Some food for thought..
The recent debate about the counter-Jihad movement centered on the European nationalist parties. But who said that the Conservative Right has a monopoly on anti-Jihad?
Maryam Namazie, a spokesperson of the Council of Ex-Muslims of Britain, an activist in The Third Camp against US Militarism and Islamic Terrorism and a member of the central committee of the Worker-communist Party of Iran shows that the extreme-left can also be anti-Jihadi. It can even speak out against multiculturalism and cultural-relativism. Namazie was one of the people who signed the Anti Totalitarian Manifesto in support of "resistance to religious totalitarianism and for the promotion of freedom, equal opportunity and secular values for all."
There's no debate about the fact that Namazie is a Communist. Should there be one about her participation in the anti-Jihadi movement?
2 comments:
Socialists should by the very definition be against religion and therefore jihad.

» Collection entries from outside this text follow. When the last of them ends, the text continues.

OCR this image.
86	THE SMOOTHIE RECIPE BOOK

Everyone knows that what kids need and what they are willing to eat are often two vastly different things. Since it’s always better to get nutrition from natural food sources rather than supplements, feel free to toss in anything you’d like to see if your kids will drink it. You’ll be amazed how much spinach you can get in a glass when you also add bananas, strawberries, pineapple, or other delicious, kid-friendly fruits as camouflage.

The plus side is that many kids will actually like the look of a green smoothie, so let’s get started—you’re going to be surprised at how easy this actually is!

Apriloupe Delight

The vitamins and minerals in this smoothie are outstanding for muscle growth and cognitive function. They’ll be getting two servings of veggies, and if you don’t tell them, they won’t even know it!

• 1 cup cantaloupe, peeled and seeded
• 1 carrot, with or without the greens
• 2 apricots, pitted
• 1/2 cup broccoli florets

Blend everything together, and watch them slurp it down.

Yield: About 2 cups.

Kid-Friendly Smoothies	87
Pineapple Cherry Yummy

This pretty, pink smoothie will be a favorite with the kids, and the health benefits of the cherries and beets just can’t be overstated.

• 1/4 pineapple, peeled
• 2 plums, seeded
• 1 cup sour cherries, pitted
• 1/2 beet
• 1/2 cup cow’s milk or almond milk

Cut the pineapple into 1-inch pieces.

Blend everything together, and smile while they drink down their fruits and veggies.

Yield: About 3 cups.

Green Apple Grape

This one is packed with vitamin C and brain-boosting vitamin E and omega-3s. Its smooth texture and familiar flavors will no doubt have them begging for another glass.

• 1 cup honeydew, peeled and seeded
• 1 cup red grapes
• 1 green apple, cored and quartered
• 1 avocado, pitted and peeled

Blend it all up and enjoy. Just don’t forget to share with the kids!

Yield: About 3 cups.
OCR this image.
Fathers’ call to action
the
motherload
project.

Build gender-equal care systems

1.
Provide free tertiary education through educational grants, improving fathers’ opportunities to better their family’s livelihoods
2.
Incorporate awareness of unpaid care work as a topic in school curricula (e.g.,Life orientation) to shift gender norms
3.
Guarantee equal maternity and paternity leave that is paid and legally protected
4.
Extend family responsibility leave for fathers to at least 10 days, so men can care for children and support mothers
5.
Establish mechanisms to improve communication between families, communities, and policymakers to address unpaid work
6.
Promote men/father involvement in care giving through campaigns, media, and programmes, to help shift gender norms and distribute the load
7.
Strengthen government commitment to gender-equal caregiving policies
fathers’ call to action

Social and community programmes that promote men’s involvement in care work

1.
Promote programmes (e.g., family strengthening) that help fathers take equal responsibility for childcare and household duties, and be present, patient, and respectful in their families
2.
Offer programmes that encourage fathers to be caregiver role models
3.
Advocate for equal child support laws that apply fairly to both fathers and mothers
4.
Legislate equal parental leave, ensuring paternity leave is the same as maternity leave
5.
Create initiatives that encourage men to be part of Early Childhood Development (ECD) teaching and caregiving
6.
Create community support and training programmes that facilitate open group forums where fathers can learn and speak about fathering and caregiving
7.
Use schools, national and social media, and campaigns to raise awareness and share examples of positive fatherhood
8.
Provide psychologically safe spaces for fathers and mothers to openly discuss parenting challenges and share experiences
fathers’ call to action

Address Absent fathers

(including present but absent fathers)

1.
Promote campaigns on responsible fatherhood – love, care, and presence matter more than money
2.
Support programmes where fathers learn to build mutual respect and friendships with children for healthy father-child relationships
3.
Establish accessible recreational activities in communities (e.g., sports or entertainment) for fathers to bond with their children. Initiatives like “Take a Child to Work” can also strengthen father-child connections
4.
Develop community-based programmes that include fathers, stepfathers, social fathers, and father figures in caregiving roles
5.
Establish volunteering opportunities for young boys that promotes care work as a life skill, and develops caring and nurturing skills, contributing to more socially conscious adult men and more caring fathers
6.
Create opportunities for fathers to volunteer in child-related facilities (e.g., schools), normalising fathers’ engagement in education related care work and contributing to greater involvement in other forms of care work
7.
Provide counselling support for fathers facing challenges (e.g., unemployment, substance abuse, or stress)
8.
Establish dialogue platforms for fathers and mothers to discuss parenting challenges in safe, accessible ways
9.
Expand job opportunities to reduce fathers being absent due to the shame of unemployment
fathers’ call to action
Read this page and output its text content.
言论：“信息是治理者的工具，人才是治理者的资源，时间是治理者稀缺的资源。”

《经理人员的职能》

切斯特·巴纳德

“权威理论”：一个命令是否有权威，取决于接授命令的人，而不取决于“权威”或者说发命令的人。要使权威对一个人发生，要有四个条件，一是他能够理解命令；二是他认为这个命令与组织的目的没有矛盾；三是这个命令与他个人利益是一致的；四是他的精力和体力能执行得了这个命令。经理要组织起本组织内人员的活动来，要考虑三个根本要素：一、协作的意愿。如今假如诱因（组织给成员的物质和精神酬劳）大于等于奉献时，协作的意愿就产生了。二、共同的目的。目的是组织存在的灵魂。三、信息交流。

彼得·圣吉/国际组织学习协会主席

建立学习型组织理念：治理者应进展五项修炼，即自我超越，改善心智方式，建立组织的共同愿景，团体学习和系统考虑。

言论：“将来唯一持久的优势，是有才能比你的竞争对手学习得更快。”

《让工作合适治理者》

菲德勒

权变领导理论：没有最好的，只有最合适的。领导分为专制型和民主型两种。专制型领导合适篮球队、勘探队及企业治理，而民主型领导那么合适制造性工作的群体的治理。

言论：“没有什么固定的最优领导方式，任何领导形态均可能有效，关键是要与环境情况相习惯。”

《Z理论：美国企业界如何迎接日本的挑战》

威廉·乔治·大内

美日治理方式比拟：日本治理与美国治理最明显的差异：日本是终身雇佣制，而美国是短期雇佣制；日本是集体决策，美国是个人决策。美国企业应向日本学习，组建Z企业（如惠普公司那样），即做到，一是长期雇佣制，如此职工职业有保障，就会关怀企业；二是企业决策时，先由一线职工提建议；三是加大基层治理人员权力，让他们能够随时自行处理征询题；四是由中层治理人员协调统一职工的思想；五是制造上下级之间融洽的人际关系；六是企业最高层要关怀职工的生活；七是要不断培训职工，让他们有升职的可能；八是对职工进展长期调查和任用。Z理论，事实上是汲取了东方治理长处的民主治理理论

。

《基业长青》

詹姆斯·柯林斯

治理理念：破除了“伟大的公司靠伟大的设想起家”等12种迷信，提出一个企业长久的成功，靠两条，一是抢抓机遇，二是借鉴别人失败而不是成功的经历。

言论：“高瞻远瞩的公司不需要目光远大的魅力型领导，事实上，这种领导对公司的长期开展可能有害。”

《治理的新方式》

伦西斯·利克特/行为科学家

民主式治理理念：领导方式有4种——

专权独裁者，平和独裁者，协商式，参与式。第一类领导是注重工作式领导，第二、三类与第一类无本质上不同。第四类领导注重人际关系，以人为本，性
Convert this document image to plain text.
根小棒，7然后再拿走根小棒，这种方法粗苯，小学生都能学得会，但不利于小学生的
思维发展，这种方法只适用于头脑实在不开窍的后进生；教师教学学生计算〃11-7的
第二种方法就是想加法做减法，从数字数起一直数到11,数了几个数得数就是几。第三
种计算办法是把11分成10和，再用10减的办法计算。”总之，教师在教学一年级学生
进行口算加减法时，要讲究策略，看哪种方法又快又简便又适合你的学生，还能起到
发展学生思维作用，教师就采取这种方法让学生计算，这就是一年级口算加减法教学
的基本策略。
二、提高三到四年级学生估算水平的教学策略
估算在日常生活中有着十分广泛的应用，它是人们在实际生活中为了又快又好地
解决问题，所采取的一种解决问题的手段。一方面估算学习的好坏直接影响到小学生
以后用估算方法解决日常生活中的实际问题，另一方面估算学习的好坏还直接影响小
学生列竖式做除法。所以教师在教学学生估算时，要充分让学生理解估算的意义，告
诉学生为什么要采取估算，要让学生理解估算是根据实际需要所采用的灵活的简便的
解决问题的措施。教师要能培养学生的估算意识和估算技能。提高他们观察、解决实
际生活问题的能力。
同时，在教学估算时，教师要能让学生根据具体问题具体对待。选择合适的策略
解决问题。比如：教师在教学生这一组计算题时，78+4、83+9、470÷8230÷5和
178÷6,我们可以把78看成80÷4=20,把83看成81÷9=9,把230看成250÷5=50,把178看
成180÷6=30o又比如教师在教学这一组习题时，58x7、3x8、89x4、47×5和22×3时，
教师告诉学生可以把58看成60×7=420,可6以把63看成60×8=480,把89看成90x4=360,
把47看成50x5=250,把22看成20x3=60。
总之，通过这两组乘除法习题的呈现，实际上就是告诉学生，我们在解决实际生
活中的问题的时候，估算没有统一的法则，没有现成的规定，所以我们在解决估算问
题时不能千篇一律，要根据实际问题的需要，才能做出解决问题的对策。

So everyone who doesn't cave in to political correctness deserves respect. Obviously, she's from Iran so she has other priorities than European feminists who are more concerned with the glass ceiling than with the narrow cage of Muslim women.
A big problem is best handled from many sides.
And imho when nationalists speak about islam it's often hard to know if it's the religion or the skin colour they're concerned with.
The counter-Jihad movement would extend its hand in freindship to any true anti-jihadist/anti-Islamist, whether they are Muslim or otherwise, that's a fact.